Yes, you heard me right. I won't. EDKV has ended today, and HAASIL will also end soon. 🥺
I know you all have been informed about it before. This is just for clarification and a reminder of that, again. That, I was fucking serious about this.
Well, I really appreciate your love and support for all my books, till now. It's been a great journey for me, here. From a non-writer to a not-so-bad-writer. Huh?
I am good right? 🥺
Well, I would have love more, if you all tried to do some vote and comments on my books. REAL COMMENTS. Not emojis guys.
I wrote with so much love and dedication, waking up at nights. I gave 2.5-3k words of a chapter. Even I gave 4k words chapters too. But, I didn't get much good response to it.
Giving some, "❤️" emojis don't make me happy. Guys!
I gave you those long chapters in "WORDS" not with emojis. I expected the same from you all. In WORDS not with "❤️" emojis.
I don't like begging people to vote and comment anymore. I have a big fucking ego and obviously self respect. I don't like to repeat myself doing this (begging) again and again. It hurts my ego. But, mostly it hurts me. In my heart. You can call me stupid, but I am like this. Only.
Self loathing person. 🙂
I know many of you will be very upset about it. But, I know I'm doing the right thing now.
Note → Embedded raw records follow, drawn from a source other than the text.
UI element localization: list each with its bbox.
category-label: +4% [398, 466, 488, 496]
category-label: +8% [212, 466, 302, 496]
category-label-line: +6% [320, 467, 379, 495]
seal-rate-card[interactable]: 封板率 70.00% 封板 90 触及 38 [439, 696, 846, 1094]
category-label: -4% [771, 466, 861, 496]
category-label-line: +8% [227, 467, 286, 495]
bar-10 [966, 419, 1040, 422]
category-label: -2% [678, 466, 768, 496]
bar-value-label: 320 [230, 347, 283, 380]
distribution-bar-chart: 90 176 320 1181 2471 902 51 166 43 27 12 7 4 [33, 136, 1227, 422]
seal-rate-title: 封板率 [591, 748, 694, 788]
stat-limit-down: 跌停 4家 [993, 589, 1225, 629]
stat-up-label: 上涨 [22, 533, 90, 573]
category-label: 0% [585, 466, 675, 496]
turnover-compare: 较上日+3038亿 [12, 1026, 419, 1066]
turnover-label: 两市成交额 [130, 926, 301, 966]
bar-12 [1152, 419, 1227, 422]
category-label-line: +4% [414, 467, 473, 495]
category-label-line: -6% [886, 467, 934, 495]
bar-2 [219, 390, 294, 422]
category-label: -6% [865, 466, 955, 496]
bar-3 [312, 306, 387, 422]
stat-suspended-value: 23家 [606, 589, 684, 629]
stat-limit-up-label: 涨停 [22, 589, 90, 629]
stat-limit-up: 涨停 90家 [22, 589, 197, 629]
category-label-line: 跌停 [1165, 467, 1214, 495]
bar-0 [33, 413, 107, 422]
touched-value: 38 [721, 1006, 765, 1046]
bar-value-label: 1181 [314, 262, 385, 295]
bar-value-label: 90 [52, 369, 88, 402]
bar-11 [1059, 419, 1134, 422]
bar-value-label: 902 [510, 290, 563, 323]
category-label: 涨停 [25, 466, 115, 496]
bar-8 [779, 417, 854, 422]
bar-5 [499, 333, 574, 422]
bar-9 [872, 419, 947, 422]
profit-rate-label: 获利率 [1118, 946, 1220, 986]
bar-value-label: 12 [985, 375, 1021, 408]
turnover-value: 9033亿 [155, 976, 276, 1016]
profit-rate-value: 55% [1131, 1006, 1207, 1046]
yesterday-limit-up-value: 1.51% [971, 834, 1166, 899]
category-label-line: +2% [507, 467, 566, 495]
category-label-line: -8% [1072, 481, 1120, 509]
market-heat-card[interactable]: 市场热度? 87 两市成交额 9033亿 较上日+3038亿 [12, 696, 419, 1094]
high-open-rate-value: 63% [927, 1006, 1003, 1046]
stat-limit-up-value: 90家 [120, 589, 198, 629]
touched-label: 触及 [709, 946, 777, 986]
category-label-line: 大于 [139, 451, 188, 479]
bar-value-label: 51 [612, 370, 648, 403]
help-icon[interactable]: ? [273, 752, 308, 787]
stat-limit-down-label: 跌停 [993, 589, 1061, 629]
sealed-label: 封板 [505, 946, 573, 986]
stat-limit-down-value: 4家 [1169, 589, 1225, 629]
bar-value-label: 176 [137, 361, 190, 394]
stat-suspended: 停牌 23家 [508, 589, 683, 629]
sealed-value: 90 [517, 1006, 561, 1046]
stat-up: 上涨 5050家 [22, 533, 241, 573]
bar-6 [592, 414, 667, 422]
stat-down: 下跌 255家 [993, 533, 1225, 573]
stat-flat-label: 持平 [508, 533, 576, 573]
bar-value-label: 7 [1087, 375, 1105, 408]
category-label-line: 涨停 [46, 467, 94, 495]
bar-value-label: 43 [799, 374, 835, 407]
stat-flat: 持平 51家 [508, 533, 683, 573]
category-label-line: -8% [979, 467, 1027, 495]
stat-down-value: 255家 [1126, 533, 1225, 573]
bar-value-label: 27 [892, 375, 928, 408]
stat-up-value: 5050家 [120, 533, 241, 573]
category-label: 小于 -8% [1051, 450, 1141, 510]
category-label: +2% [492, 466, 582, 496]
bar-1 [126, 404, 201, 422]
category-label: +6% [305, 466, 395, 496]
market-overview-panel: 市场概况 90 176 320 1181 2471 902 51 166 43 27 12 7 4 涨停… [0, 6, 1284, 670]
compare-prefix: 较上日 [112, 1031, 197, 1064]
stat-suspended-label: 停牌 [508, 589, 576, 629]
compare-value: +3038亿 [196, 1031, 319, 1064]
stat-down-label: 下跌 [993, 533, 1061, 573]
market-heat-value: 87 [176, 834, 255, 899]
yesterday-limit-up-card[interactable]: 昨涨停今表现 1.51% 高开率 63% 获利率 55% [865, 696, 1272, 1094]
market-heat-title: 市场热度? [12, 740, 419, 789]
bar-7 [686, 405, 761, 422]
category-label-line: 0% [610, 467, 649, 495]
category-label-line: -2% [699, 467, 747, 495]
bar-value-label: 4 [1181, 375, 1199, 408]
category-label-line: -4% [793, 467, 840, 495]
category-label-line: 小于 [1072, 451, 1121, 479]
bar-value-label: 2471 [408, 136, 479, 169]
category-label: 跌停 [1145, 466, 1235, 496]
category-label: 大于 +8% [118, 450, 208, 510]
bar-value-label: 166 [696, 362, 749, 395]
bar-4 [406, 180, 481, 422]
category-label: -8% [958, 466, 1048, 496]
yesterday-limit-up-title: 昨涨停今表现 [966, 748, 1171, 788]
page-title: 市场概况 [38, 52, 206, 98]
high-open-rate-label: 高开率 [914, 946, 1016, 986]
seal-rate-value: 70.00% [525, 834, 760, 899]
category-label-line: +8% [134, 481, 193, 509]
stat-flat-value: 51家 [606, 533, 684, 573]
Shehnaaz has moved on in life. We should do that too. At least, me. I don't wanna get hurt. I know it's stupid, I'm stupid to think like this. But, I will be hurt. Fucking hurt seeing her with someone else than Sidharth.
I had dreams for them. 💔
But, that doesn't mean I don't love Sidharth. Or I won't remember him. I fucking love him. I don't need to remember him, like this. He is always in my heart and mind.
They (SidNaaz) are my inspiration. I never knew I had this in me. To become an author.
I will love my SidNaaz always in my heart. But, I can't do this anymore. Guys! Please understand me.